Letting China See U.S. Military Capacities a Bad Idea

Dean Cheng /

United States Secretary of the Navy Ray Mabus has announced that the U.S. would “welcome” Chinese participation in the 2014 Rim of the Pacific (RIMPAC) exercises. These naval exercises, considered the world’s largest, involve over 40 vessels from some 22 nations. The People’s Republic of China (PRC) is one of the few Asian navies that is not involved.

The purpose of RIMPAC is to facilitate interoperability and familiarity among friends and allies. Not surprisingly, almost all of the nations involved in RIMPAC are military allies or close partners of the U.S. In 2010, for example, the participants included Australia, Canada, Chile, Colombia, France, Indonesia, Japan, Malaysia, Netherlands, Peru, South Korea, Singapore, Thailand, and the U.S.

Inviting the PRC to join RIMPAC, however, seems deeply problematic, because participation would potentially provide the People’s Liberation Army Navy (PLAN) with an excellent opportunity to study American military operations firsthand and from close proximity.

For the U.S., there is a question about whether we want to display our capacities and that of our allies and partners in front of members of the Chinese navy—at least some of whom, almost certainly, will be members of Chinese intelligence.

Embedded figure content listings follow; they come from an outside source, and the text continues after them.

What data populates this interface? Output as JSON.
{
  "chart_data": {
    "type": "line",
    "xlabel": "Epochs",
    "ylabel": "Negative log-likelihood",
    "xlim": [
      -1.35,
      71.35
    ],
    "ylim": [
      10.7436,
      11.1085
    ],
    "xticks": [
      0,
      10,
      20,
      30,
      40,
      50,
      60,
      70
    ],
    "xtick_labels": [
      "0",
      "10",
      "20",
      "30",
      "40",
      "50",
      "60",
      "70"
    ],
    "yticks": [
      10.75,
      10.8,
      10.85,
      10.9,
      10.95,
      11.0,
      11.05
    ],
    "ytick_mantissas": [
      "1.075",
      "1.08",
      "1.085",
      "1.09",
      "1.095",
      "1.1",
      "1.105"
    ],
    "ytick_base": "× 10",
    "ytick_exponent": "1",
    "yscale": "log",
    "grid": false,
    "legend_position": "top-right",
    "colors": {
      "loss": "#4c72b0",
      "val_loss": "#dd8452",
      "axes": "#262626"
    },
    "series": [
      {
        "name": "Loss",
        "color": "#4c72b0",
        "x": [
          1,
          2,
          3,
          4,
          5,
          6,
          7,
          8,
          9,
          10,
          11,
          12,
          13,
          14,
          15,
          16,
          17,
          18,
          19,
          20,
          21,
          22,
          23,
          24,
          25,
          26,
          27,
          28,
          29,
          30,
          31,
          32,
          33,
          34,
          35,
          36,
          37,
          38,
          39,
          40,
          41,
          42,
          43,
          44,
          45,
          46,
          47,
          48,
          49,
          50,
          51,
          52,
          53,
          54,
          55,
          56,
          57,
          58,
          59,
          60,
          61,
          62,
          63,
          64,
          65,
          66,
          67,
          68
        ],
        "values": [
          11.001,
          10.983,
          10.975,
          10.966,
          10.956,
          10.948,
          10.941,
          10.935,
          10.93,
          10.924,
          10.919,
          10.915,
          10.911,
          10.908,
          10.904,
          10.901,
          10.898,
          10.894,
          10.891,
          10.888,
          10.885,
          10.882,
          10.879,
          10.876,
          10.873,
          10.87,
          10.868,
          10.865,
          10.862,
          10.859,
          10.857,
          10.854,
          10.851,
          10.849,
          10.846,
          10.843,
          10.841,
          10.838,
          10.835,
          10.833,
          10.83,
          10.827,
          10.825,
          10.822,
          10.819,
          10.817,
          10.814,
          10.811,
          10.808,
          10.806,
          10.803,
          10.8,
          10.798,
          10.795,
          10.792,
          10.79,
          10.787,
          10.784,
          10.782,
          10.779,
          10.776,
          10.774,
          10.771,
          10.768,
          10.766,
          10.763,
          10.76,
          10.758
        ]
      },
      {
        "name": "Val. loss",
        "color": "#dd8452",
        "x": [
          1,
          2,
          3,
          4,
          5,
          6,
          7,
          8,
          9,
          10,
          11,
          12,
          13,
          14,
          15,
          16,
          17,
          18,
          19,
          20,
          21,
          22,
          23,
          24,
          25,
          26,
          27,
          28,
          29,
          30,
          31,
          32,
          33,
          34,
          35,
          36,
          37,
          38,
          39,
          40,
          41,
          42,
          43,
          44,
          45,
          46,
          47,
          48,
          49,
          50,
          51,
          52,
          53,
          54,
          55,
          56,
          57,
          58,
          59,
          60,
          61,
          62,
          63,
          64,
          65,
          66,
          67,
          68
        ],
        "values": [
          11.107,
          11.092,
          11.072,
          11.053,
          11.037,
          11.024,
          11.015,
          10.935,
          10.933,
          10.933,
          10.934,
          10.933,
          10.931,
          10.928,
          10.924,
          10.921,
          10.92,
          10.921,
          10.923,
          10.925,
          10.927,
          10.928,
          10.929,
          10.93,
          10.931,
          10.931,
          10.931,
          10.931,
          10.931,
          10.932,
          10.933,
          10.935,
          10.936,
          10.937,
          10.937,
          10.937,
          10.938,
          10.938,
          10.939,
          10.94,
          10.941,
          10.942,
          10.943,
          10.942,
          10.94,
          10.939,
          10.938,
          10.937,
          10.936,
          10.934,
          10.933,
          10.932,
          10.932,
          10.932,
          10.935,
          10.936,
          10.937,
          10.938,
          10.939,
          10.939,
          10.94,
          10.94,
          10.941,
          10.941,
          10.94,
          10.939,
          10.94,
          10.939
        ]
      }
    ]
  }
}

The types of operations typically exercised during RIMPAC include underway replenishment, anti-submarine warfare, anti-air warfare, and live-fire operations. Underway replenishment activities, which involve many large ships operating in very close proximity, are no mean feat. The U.S. is the unrivaled expert in this domain, and the Chinese are still learning. Is it in the American interest to give the Chinese front-row seats to such activities?

Also, carrier operations are a typical part of RIMPAC. With the addition of the carrier Liaoning to China’s armada, the PLAN would be most interested in quickly learning how to conduct sustained flight operations. This past week’s initial takeoff and landing of a J-15 fighter aircraft underscores how quickly, and how committed, China has been trying to learn this difficult set of skills.

For the American contingent, there is also a real question of whether participating in such an exercise with China would violate the law. Under the Fiscal Year 2000 National Defense Authorization Act (NDAA), the Secretary of Defense is prohibited from authorizing any military-to-military contact with the People’s Liberation Army (PLA) if that contact would “create a national security risk due to an inappropriate exposure” of the PLA to any of the following 12 operational areas:

  1. Force projection operations,
  2. Nuclear operations,
  3. Advanced combined-arms and joint combat operations,
  4. Advanced logistical operations,
  5. Chemical and biological defense or other WMD-related capabilities,
  6. Surveillance and reconnaissance operations,
  7. Joint warfighting experiments,
  8. Military space operations,
  9. Other advanced capabilities of the Armed Forces,
  10. Arms sales or military-related technology transfers,
  11. Release of classified or restricted information, and
  12. Access to any Department of Defense laboratory.

Military exercises, which play a key role in facilitating readiness, should not be subordinated to photo-ops. Nor should we believe that such interactions are a magic bullet for avoiding mutual misperceptions.

The decision to invite the Chinese to attend the 2014 RIMPAC exercises raises serious questions about how far the Obama Administration will go to placate and “reassure” Beijing. Participation in RIMPAC is one step too far. The attempt underscores the need to preserve the NDAA legal restrictions on U.S.–China military-to-military contact and the requirement for vigilant congressional oversight.